Attributes of @Table Annotation
- **name: Specifies the name of the database table (default: entity class name)
- **catalog: Defines the database catalog name
- **schema: Defines the schema name for the table
- **uniqueConstraints: Enforces unique constraints on one or more columns
**Example: Using @Table with Unique Constraint
Java `
import jakarta.persistence.*;
@Entity @Table( name = "EMPLOYEE", uniqueConstraints = { @UniqueConstraint(columnNames = "email") } ) public class Employee {
@Id
@GeneratedValue(strategy = GenerationType.IDENTITY)
private int id;
@Column(nullable = false, unique = true)
private String email;}
`
- The table name is explicitly set to EMPLOYEE.

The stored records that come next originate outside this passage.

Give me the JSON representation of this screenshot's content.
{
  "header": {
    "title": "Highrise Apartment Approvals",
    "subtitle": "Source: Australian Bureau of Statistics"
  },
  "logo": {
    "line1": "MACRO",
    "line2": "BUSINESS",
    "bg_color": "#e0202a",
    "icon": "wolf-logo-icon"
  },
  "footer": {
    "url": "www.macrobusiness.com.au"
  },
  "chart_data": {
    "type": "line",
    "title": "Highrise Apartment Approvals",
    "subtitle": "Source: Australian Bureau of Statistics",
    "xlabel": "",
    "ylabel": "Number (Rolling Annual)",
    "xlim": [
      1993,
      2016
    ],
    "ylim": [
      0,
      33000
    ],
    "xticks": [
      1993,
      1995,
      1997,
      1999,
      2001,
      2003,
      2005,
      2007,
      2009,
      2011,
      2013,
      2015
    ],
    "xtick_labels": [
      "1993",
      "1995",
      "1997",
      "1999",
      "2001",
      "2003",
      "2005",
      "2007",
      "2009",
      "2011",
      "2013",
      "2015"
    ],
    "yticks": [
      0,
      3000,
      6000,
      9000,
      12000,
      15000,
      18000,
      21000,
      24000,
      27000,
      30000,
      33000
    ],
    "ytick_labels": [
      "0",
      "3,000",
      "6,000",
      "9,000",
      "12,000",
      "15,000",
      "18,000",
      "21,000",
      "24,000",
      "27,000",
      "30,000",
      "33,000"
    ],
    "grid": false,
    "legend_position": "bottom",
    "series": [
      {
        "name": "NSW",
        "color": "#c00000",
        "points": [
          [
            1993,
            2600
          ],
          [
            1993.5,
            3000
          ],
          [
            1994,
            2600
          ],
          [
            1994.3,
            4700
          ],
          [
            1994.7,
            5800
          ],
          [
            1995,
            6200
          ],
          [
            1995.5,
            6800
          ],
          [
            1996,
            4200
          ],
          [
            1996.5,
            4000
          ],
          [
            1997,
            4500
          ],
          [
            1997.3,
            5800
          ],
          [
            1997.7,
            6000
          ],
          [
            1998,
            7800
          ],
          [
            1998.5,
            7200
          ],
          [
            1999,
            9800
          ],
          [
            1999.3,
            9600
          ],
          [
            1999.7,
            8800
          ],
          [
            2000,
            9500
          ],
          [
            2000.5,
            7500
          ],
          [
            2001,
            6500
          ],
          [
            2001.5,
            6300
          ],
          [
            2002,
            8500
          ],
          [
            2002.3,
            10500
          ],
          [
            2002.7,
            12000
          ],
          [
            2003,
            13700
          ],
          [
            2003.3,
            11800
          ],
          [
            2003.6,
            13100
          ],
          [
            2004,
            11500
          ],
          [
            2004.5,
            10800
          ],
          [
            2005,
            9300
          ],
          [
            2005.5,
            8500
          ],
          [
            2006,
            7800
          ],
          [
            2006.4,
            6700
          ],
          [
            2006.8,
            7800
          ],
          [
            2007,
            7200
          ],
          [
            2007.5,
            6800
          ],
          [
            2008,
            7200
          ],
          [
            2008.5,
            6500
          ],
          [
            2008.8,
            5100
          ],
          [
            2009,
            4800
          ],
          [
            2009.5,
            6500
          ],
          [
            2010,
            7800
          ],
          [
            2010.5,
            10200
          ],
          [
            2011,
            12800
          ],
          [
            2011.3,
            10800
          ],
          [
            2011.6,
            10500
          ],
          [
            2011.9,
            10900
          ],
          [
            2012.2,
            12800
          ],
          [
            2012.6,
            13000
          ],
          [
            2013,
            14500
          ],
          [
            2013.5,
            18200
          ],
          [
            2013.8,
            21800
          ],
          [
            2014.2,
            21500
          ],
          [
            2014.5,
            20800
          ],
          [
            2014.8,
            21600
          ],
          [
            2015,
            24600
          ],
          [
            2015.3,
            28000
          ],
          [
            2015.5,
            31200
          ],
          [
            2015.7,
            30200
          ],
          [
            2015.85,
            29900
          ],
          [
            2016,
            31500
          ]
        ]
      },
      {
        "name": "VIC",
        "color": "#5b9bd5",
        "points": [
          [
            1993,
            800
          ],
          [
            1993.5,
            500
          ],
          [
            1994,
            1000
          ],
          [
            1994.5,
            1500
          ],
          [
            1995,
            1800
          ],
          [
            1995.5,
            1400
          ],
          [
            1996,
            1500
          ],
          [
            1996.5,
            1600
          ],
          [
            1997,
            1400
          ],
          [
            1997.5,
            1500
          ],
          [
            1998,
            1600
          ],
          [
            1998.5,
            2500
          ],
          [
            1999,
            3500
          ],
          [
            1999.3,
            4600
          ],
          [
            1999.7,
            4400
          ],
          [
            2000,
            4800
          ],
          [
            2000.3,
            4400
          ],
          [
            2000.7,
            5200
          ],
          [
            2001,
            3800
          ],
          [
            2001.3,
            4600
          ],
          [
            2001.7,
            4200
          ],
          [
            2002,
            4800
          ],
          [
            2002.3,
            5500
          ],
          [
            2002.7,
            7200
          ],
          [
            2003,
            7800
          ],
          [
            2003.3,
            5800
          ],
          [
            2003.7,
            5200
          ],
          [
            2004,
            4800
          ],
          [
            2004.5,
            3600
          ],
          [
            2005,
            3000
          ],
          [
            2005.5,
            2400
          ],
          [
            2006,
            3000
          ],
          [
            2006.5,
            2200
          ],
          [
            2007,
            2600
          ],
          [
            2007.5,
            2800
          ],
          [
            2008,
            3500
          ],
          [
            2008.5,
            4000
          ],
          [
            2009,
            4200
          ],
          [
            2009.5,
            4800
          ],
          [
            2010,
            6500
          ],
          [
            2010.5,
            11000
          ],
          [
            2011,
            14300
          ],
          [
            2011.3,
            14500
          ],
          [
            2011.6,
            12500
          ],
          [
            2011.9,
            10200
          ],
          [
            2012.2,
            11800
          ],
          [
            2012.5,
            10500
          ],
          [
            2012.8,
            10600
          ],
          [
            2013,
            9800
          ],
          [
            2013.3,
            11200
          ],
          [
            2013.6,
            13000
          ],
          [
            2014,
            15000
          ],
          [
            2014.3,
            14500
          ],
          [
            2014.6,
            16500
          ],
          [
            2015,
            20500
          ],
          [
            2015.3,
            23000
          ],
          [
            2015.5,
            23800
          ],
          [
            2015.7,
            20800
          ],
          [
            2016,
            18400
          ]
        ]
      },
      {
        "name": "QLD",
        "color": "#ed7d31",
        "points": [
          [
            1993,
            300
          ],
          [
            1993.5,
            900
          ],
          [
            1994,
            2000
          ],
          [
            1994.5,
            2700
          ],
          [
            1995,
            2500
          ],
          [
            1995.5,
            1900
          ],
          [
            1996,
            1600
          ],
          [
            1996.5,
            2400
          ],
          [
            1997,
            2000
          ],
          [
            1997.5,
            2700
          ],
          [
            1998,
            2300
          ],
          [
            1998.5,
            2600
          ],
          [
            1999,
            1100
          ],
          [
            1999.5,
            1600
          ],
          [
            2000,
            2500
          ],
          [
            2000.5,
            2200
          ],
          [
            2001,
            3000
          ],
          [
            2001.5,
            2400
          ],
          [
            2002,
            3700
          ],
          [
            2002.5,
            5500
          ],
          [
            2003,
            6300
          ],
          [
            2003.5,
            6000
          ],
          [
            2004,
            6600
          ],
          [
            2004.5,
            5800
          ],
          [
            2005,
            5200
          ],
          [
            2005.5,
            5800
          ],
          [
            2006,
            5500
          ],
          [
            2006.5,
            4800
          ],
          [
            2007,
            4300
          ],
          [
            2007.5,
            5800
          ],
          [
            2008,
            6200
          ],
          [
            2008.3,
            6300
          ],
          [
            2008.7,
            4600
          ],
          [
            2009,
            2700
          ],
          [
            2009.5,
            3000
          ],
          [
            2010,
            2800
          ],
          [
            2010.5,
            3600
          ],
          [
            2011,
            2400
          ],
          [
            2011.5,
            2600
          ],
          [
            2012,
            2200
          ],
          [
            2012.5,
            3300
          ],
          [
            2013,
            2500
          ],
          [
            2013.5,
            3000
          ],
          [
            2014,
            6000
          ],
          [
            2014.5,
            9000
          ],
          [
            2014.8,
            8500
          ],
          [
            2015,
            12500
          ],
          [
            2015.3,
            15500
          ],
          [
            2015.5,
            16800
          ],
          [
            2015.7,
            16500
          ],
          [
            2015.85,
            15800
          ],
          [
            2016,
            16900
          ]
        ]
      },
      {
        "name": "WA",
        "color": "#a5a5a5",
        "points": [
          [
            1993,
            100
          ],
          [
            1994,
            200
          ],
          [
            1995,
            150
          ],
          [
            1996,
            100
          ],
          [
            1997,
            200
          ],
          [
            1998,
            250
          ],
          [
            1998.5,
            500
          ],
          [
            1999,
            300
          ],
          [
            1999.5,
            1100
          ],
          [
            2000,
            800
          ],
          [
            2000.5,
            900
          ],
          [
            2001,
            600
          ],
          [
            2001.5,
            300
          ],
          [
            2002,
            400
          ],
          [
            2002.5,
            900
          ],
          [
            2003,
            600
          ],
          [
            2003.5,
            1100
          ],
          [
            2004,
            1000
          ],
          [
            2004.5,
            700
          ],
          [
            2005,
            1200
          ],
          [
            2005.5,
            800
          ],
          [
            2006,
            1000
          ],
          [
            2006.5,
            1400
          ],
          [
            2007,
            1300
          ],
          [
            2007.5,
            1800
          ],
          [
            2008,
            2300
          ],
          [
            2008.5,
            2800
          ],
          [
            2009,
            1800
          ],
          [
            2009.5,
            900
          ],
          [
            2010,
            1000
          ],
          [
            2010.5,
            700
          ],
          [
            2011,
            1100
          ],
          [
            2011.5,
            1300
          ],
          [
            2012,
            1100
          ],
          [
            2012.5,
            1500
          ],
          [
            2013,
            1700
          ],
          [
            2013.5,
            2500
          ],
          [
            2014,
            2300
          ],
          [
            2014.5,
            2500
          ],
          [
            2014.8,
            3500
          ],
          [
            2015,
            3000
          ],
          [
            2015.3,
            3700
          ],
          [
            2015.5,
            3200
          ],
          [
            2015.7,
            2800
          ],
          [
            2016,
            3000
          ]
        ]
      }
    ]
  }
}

- A unique constraint is added on the email column, ensuring no two records share the same email address.
- @Column(unique = true) ensures column-level uniqueness, while @UniqueConstraint applies at the table level.
Implementation Steps of @Table Annotation
Step 1: Create a Spring Boot Project
Use Spring Initializr and include dependencies:
- Spring Web
- Spring Data JPA
- MySQL Driver

spring initializr
Click on Generate, download, and extract the project.
Step 2: Configure Database in application.properties
spring.datasource.url=jdbc:mysql://localhost:3306/mapping
spring.datasource.username=root
spring.datasource.password=your_password
spring.jpa.hibernate.ddl-auto=update
**Note: Use environment variables to protect sensitive credentials:
spring:
datasource:
username: ${DB_USER}
password: ${DB_PASS}
Step 3: Create the Entity Class
**StudentInformation.java:
Java `
package com.example.mapping.model;
import jakarta.persistence.*;
@Entity @Table(name = "student") public class StudentInformation {
@Id
@GeneratedValue(strategy = GenerationType.IDENTITY)
private int rollno;
private String name;
public StudentInformation() {}
public StudentInformation(int rollno, String name) {
this.rollno = rollno;
this.name = name;
}
public int getRollno() { return rollno; }
public void setRollno(int rollno) { this.rollno = rollno; }
public String getName() { return name; }
public void setName(String name) { this.name = name; }}
`
Step 4: Running the Application
Run the main Spring Boot application class. If everything is configured correctly, Hibernate will generate a table named student in the mapping database.